Snow White Film américain de Marc Webb (2025), avec Rachel Zegler, Gal Gadot, Anna Kendrick, Andrew Burnap, Ansu Kabia, Lorena Andrea, Emilia Faucher, Adrian Bower, Colin Michael Carmichael, (voix) Jeremy Swift, Tituss Burgess, Andrew Barth Feldman, Martin Klebba, Patrick Page, Jason Kravits… 1h49. Sortie le 19 mars 2025.
Rachel Zegler (au centre)
Ainsi donc la boucle est bouclée. Walt Disney avait révolutionné le cinéma en signant le premier long métrage d’animation avec Blanche Neige et les sept nains, en 1937. Ses héritiers déclinent aujourd’hui cette merveille en version live dans la lignée de ceux qu’ils ont entrepris il y a trente ans pour donner un coup de jeune à leur catalogue en attirant un nouveau public, en renouvelant leurs copyrights et en générant des droits dérivés. Par le passé, cette opération de lifting a produit des résultats pour le moins divers dont on retiendra un pur chef d’œuvre, Dumbo de Tim Burton, et beaucoup d’errements, qu’il s’agisse du wokisme appliqué à La petite sirène ou de la surenchère technologique infligée au Roi lion. Reste que certains titres sont porteurs d’une véritable valeur patrimoniale ajoutée qui implique respect et précaution. La difficulté de l’exercice consiste à rester fidèle à l’esprit originel, tout en s’adaptant à notre époque. Les bruits les plus fous ont entouré cette nouvelle version de Blanche Neige : la princesse serait typée et les nains seraient purement et simplement escamotés pour ne pas porter atteinte aux personnes de petite taille face vis-à-vis desquels les producteurs de la série Game of Thrones n’ont pas pris autant de précautions en leur temps pas si lointain. Toutes ces rumeurs étaient fausses. Le résultat est à l’image de la robe de Blanche Neige : chatoyant mais conventionnel jusqu’à la niaiserie. La première princesse Disney méritait mieux que les minauderies de la révélation de West Side Story version Steven Spielberg, Rachel Zegler, même si elle va jusqu’à se vêtir en chaperon rouge en signe de rébellion. Quant aux nains finalement confectionnés en images de synthèse pour contourner la polémique, non seulement Grincheux ressemble à Gérard Lanvin qui aurait abusé de l'hydromel, mais ils travaillent dans une sorte de cité industrielle souterraine anachronique en empruntant des montagnes russes qui ressemblent à la fameuse attraction du train de la mine des parcs Disneyland…

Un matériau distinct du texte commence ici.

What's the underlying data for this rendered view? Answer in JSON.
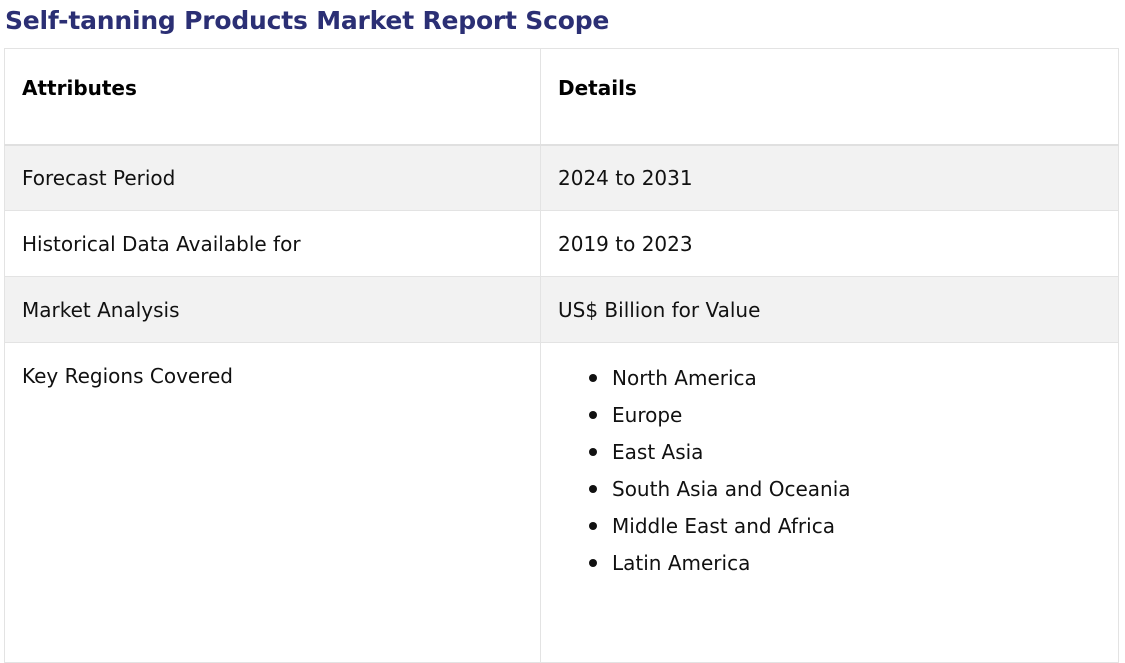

La Blanche Neige de Marc Webb (réputé pour ces deux volets de la franchise The Amazing Spider-Man) ressemble à un chromo exécuté avec un mimétisme sidérant d’après les dessins du film original. Cette version s’en remet toutefois abondamment aux parties chantées toujours utiles quand il s’agit de générer des recettes additionnelles. Le problème, c’est qu’à trop essayer de reproduire l’esthétique du dessin animé, le kitsch se révèle tapi en embuscade, phénomène récurrent qui a récemment atteint ses limites avec le mauvais goût et le clinquant ostentatoire de Wicked, cette baudruche monstrueuse du Magicien d’Oz. Avec en guise de contre-poison flamboyant cette comédie musicale subversive qu’était Joker : Folie à deux, véritable célébration de l’âge d’or en forme de chant du cygne. Ici, tout est à la fois trop ressemblant et trop différent, qu’il s’agisse des deux célèbres rengaines chantées par les nains, “Siffler en travaillant” et “Heigh-Ho” qui ont été remises au goût du jour et dont le rythme a bizarrement été modifié. Beaucoup plus grave, ces composantes fondamentales que constituent la scène de la pomme empoisonnée et surtout le personnage maléfique de la reine (malgré une arrivée tonitruante de Gal Gadot) sont évacuées ici comme de simples formalités et passablement édulcorés. Comme si les Studios Disney craignaient que les enfants ne prennent peur. On sait pourtant depuis le livre du psychothérapeute Bruno Bettelheim “Psychanalyse des contes de fées” (Robert Laffont, 1976) combien ce sentiment est salubre pour évacuer des psychoses parce que “ tout conte de fées est un miroir magique qui reflète certains aspects de notre univers intérieur et des démarches qu'exige notre passage de l’immaturité à la maturité ”. C’est dire combien on est loin du compte… et du conte. Résultat, cette Blanche Neige trop propre sur elle en arrive à ressembler à la visite d’un parc Disneyland.